Reducing agents donate electrons while oxidising agents gain electrons. Both have various applications in chemistry. Redox reactions involve both reduction and oxidation taking place.

Part of ChemistryChemical changes and structure

Redox reactions

A redox reaction is one in which both oxidation and reduction take place.

Equations for redox reactions can be produced by adding together the two ion-electron equations representing each half-step (either reduction or oxidation).

The ion-electron equations must be balanced and added together.

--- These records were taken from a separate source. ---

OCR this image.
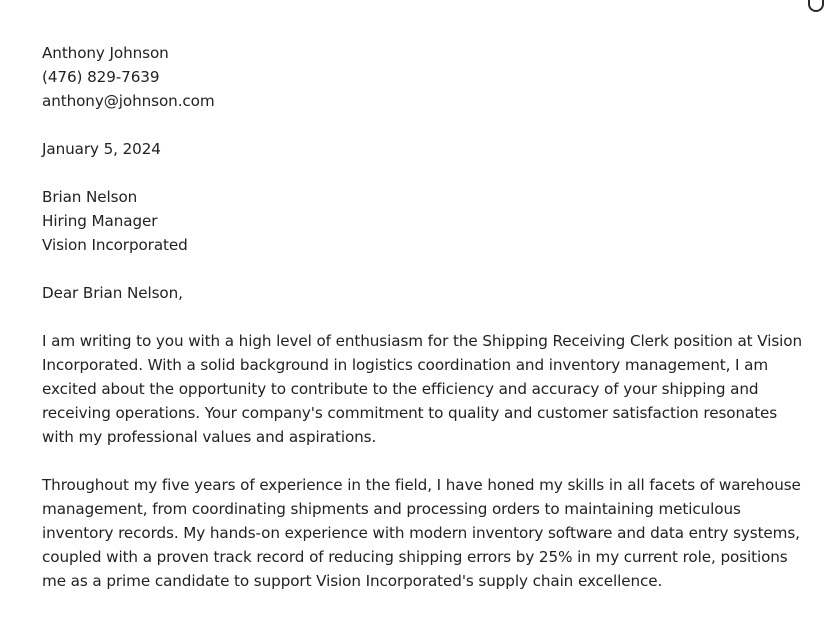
Anthony Johnson
(476) 829-7639
anthony@johnson.com
January 5, 2024
Brian Nelson
Hiring Manager
Vision Incorporated
Dear Brian Nelson,

I am writing to you with a high level of enthusiasm for the Shipping Receiving Clerk position at Vision Incorporated. With a solid background in logistics coordination and inventory management, I am excited about the opportunity to contribute to the efficiency and accuracy of your shipping and receiving operations. Your company's commitment to quality and customer satisfaction resonates with my professional values and aspirations.

Throughout my five years of experience in the field, I have honed my skills in all facets of warehouse management, from coordinating shipments and processing orders to maintaining meticulous inventory records. My hands-on experience with modern inventory software and data entry systems, coupled with a proven track record of reducing shipping errors by 25% in my current role, positions me as a prime candidate to support Vision Incorporated's supply chain excellence.
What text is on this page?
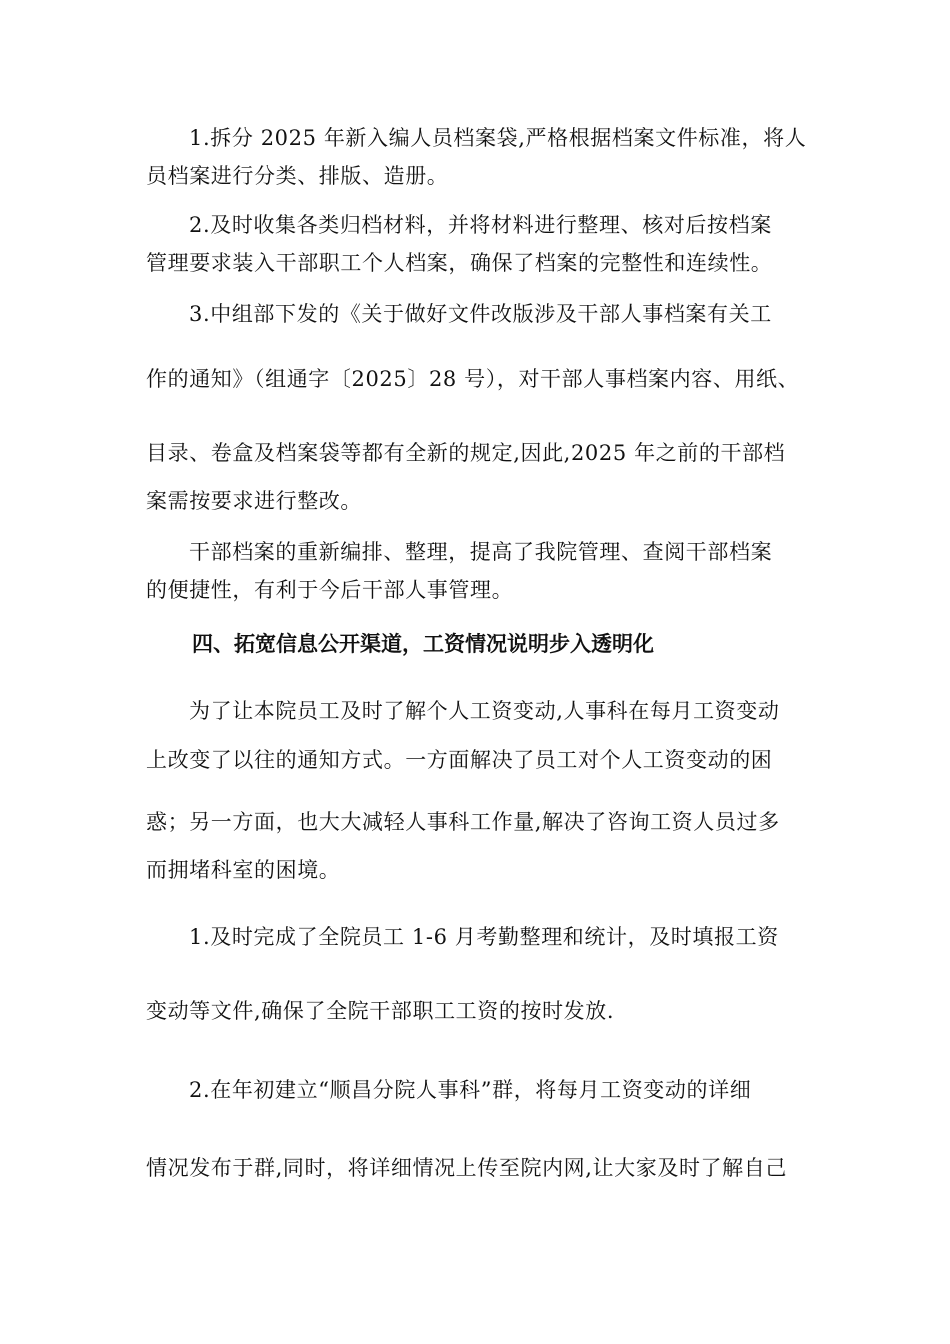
1.拆分 2025 年新入编人员档案袋,严格根据档案文件标准，将人
员档案进行分类、排版、造册。
2.及时收集各类归档材料，并将材料进行整理、核对后按档案
管理要求装入干部职工个人档案，确保了档案的完整性和连续性。
3.中组部下发的《关于做好文件改版涉及干部人事档案有关工
作的通知》（组通字〔2025〕28 号），对干部人事档案内容、用纸、
目录、卷盒及档案袋等都有全新的规定,因此,2025 年之前的干部档
案需按要求进行整改。
干部档案的重新编排、整理，提高了我院管理、查阅干部档案
的便捷性，有利于今后干部人事管理。
四、拓宽信息公开渠道，工资情况说明步入透明化
为了让本院员工及时了解个人工资变动,人事科在每月工资变动
上改变了以往的通知方式。一方面解决了员工对个人工资变动的困
惑；另一方面，也大大减轻人事科工作量,解决了咨询工资人员过多
而拥堵科室的困境。
1.及时完成了全院员工 1-6 月考勤整理和统计，及时填报工资
变动等文件,确保了全院干部职工工资的按时发放.
2.在年初建立“顺昌分院人事科”群，将每月工资变动的详细
情况发布于群,同时，将详细情况上传至院内网,让大家及时了解自己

Displacement reactions are a good example of redox reactions. Metals higher in the electrochemical series will displace lower metals from a solution of their ions.

For example, if magnesium metal is added to a solution of blue copper sulfate, the solution decolourises and copper metal forms on the surface of the magnesium.

Magnesium metal is oxidised (loses electrons) to form magnesium ions. The ion-electron equation for the oxidation step is:

\(Mg(s)\rightarrow Mg^{2+} + 2e^{-}\)

The reduction reaction involves copper ions in the solution being reduced (gaining electrons) to form copper metal, and is shown by the following ion-electron equation:

\(Cu^{2+} (aq) + 2e^{-} \rightarrow Cu(s)\)

The sulfate ion is a spectator and doesn't participate in the reaction. Some ion-electron equations for common elements can be found in the data booklet.

Adding the two half equations so that the electrons cancel out gives the equation for the redox reaction.

\(\scriptsize{Mg(s)\rightarrow Mg^{2+}}(aq)+2e^{-}\,\,\,\,\,\,\,\,\,\,\,\,\,\,\,\,\,\,\,\,\,\,\,\,\,\,\,\,\,\,\,\,\,\,\,\,\,\,\,\,\,\,\,\,\,\,\,\,\,\,\,\,\,\,\,\,\,\,\,\,\,\,\,\,\,\,\,\scriptsize{OX}\)

\(\scriptsize{Cu^{2+} (aq) + 2e^{-} \rightarrow Cu(s)}\,\,\,\,\,\,\,\,\,\,\,\,\,\,\,\,\,\,\,\,\,\,\,\,\,\,\,\,\,\,\,\,\,\,\,\,\,\,\,\,\,\,\,\,\,\,\,\,\,\,\,\,\,\,\,\,\,\,\,\,\,\,\,\,\,\,\scriptsize{RED}\)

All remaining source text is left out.